If anyone knows just how precious life can be, it’s Ariana’s mom, especially when thinks about her daughter.
“She is before her time. She’s not the average 6-year-old,” Mitchell said.
Ariana’s life has been anything but average. Earlier this year, she was taken to Le Bonheur Children’s Hospital after becoming extremely ill at home.
“And within a week’s time everything change like jaundice, face swelling and severe abdominal pain,” Mitchell said.
The doctors at Le Bonheur ran several tests on Ariana, and they determined she was having acute liver failure.
Dr. James Eason is the program director of the Methodist University Hospital Transplant Institute, in partnership with the University of Tennessee Health Science Center and Le Bonheur. He is a professor at UTHSC and is a member of UT Medical Group.
“It was absolutely life or death. When a child gets in that situation and they run the risk of severe brain swelling and death from brain injury and we were already on the clock,” Dr. Eason said.
On the clock meant Ariana only had 48 hours to live. Her mom remembers being in the emergency room when Ariana asked a question no child should ever have to ask a parent regarding death.
“We were just waiting and she asked me a question, and the question was will I ever see you again?” Mitchell said.
“I thought we were not going to see each other again,” Ariana said.
You can probably imagine how heartbreaking those words were for Ariana’s mom and her dad, Cedric Jones.
“She had 48 hours to live, and 24 of them had already expired. So to get some news like that it was unbelievable,” Jones said.
“To hear somebody say your child has 48 hours to live, I honestly wanted to go jump off the bridge. No, me, fine, but not my child. She hasn’t lived,” Mitchell said.
To complicate matters even more so, there were no known donors for Ariana.
“She had been in that coma almost 48 hours and we didn’t get any liver offers for her,” Dr. Eason said.
Both parents were willing to be donors. Ariana’s dad was tested but wasn’t a match. All hope came down to her mom.
“The mom was the hero of this or the heroine. She came forward without any hesitance and was able to donate part of the liver,” Dr. Eason said.
Maria gave her child a second chance at life.
“I said it was funny God had this worked out the whole time because I never would have thought that I was a match,” Mitchell said.
She was a match, and the transplant surgery was a success.
“God is good. The transplant was successful and I was glad it came from the mother versus any other donor,” Jones said.
These days Ariana’s parents say she’s back to being feisty and fun, and enjoying arts and crafts, gymnastics and…
“Doing cartwheels and splits and a handstand and a handstand walking,” Ariana said.

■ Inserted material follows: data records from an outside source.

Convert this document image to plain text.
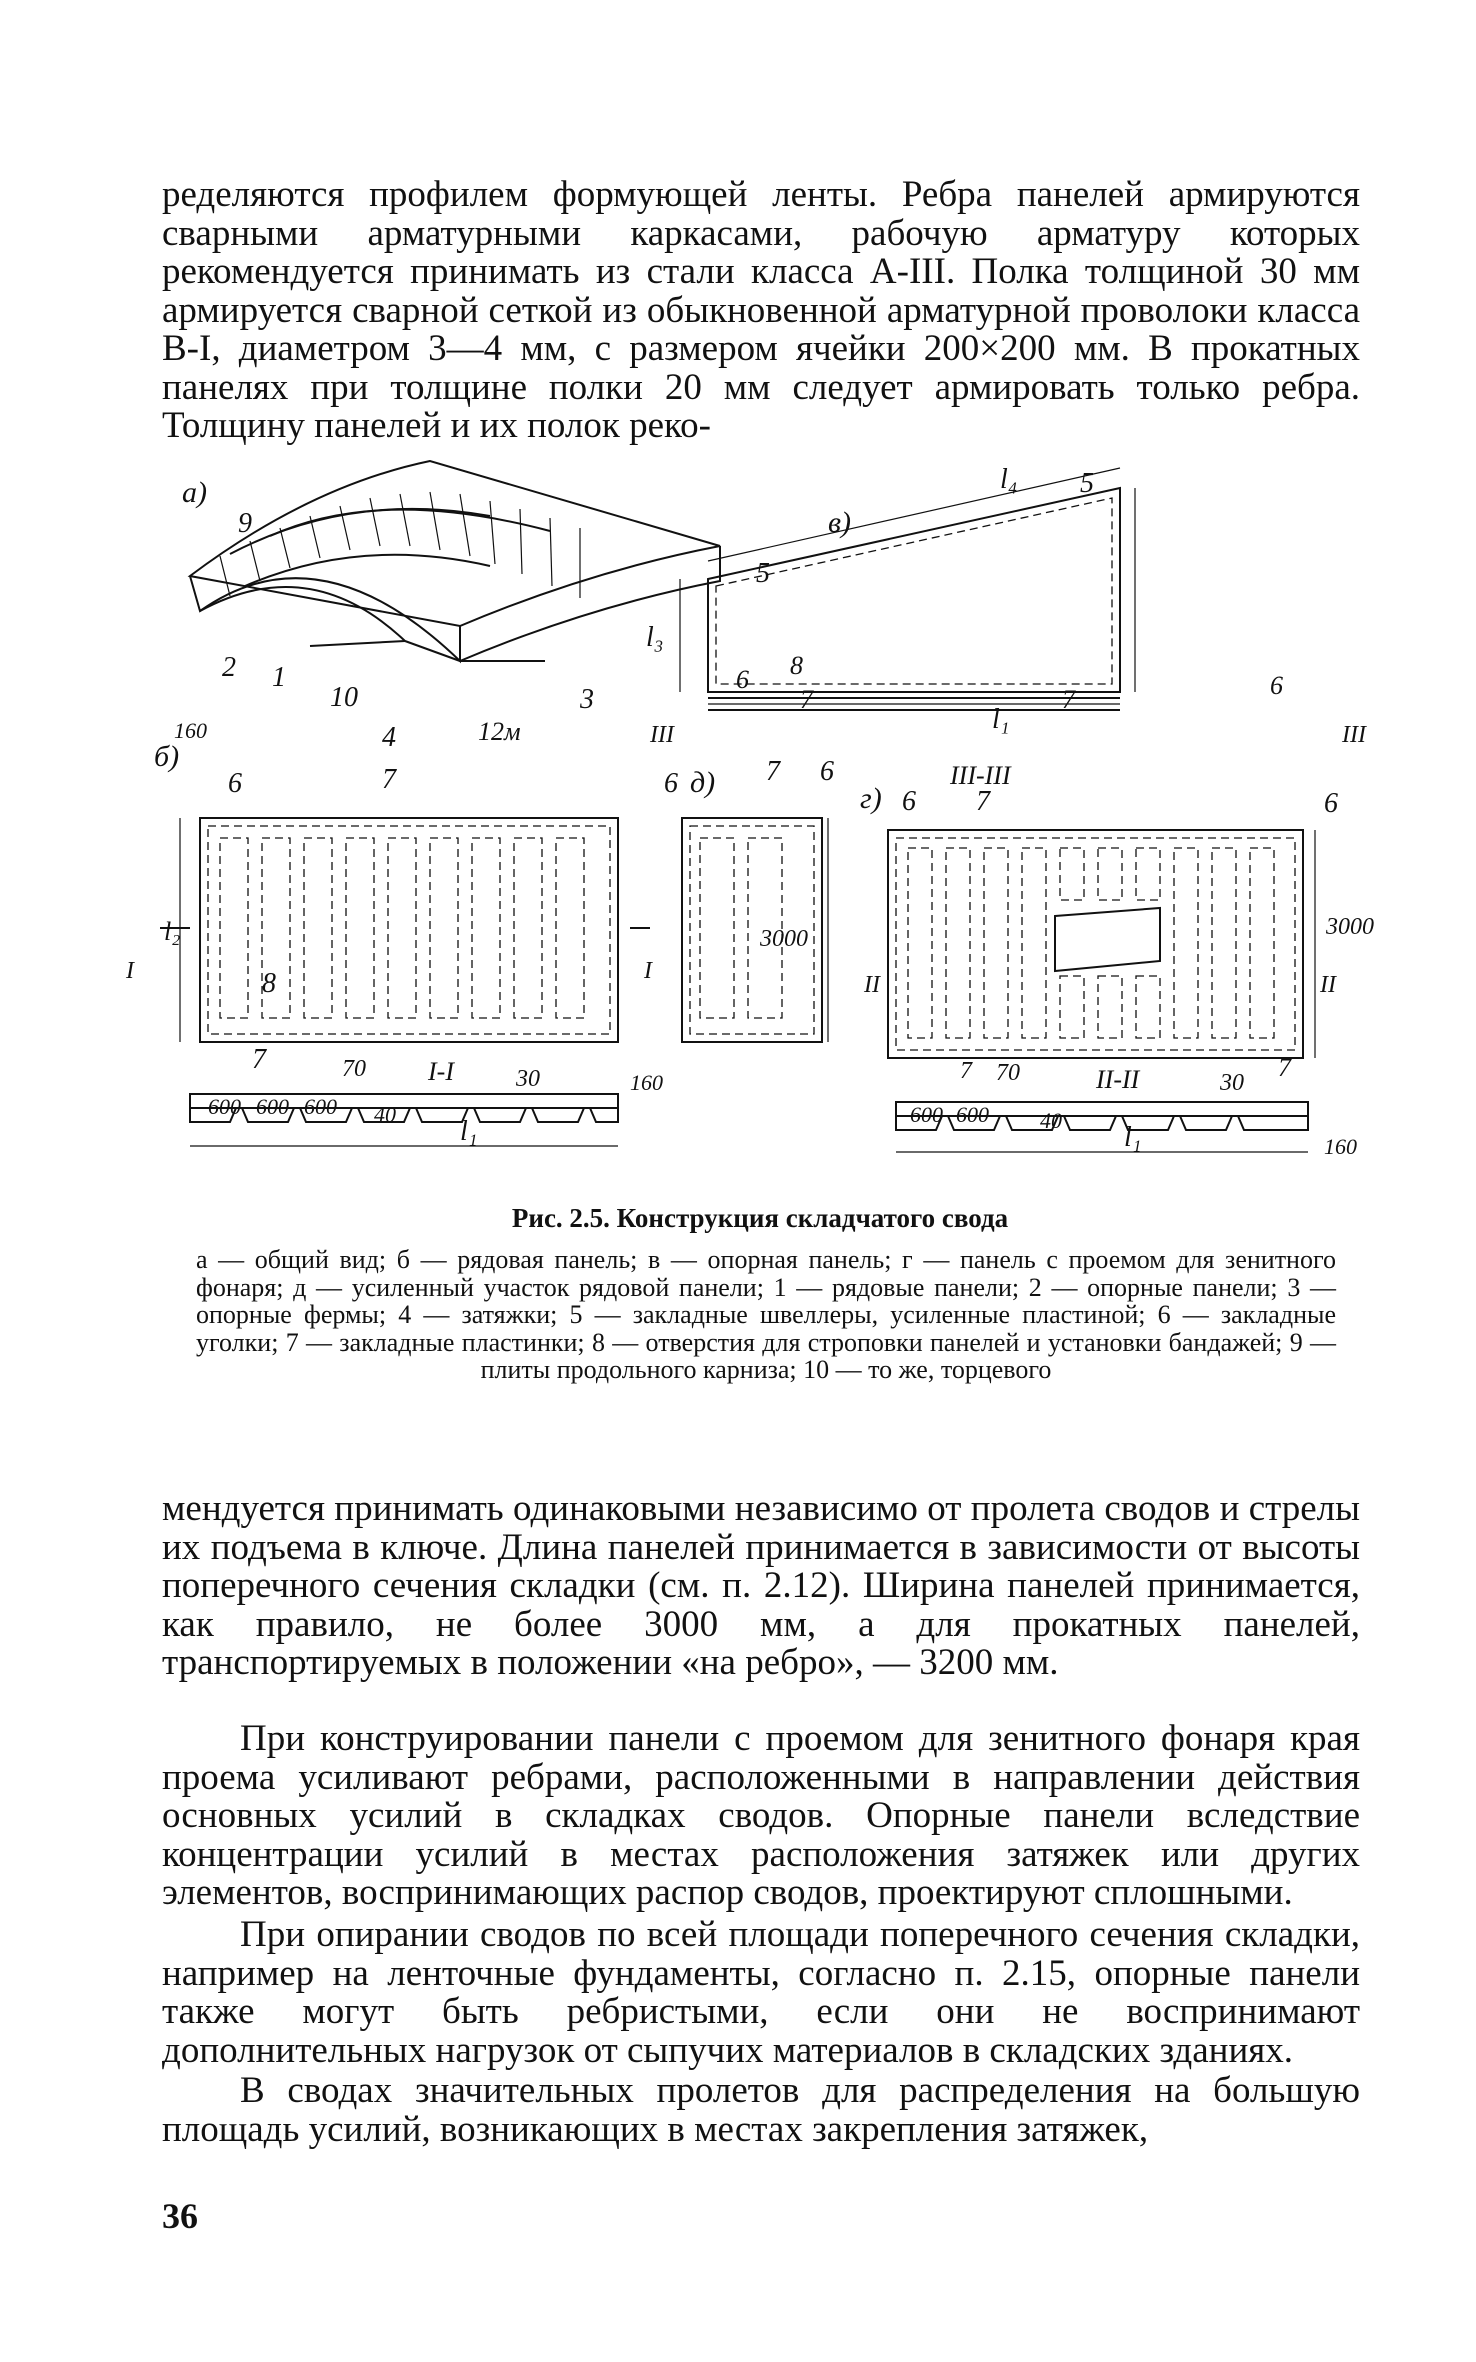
ределяются профилем формующей ленты. Ребра панелей армируются сварными арматурными каркасами, рабочую арматуру которых рекомендуется принимать из стали класса А-III. Полка толщиной 30 мм армируется сварной сеткой из обыкновенной арматурной проволоки класса В-I, диаметром 3—4 мм, с размером ячейки 200×200 мм. В прокатных панелях при толщине полки 20 мм следует армировать только ребра. Толщину панелей и их полок реко-

а)
в)
б)
д)	г)
9
2 1
10
4
3
12м
5
5
l₄
l₃
l₁
III-III
III	III
7	7
8
6	6
6	7	6	7 6
8
7
l₂
I	I
3000
70 I-I	30	160
600 600 600 40
l₁
6 7	6
3000
II	II
7 70	II-II	30
7
600 600 40
l₁	160
160

Рис. 2.5. Конструкция складчатого свода

а — общий вид; б — рядовая панель; в — опорная панель; г — панель с проемом для зенитного фонаря; д — усиленный участок рядовой панели; 1 — рядовые панели; 2 — опорные панели; 3 — опорные фермы; 4 — затяжки; 5 — закладные швеллеры, усиленные пластиной; 6 — закладные уголки; 7 — закладные пластинки; 8 — отверстия для строповки панелей и установки бандажей; 9 — плиты продольного карниза; 10 — то же, торцевого

мендуется принимать одинаковыми независимо от пролета сводов и стрелы их подъема в ключе. Длина панелей принимается в зависимости от высоты поперечного сечения складки (см. п. 2.12). Ширина панелей принимается, как правило, не более 3000 мм, а для прокатных панелей, транспортируемых в положении «на ребро», — 3200 мм.

При конструировании панели с проемом для зенитного фонаря края проема усиливают ребрами, расположенными в направлении действия основных усилий в складках сводов. Опорные панели вследствие концентрации усилий в местах расположения затяжек или других элементов, воспринимающих распор сводов, проектируют сплошными.

При опирании сводов по всей площади поперечного сечения складки, например на ленточные фундаменты, согласно п. 2.15, опорные панели также могут быть ребристыми, если они не воспринимают дополнительных нагрузок от сыпучих материалов в складских зданиях.

В сводах значительных пролетов для распределения на большую площадь усилий, возникающих в местах закрепления затяжек,

36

She’s able to do these things all because of a bond between a daughter and her mother stitched together even closer with the giant heart and care of the surgeons, nurses and staff at Le Bonheur.
“They’re saving lives and the team is incredible. All the doctors, nurses and staff, they love kids and they’re going to make sure these kids are OK,” Jones said.
Kids like Ariana, who’s not your ordinary 6-year-old and who received extraordinary care from Le Bonheur.
“They take care of me and they help me,” Ariana said.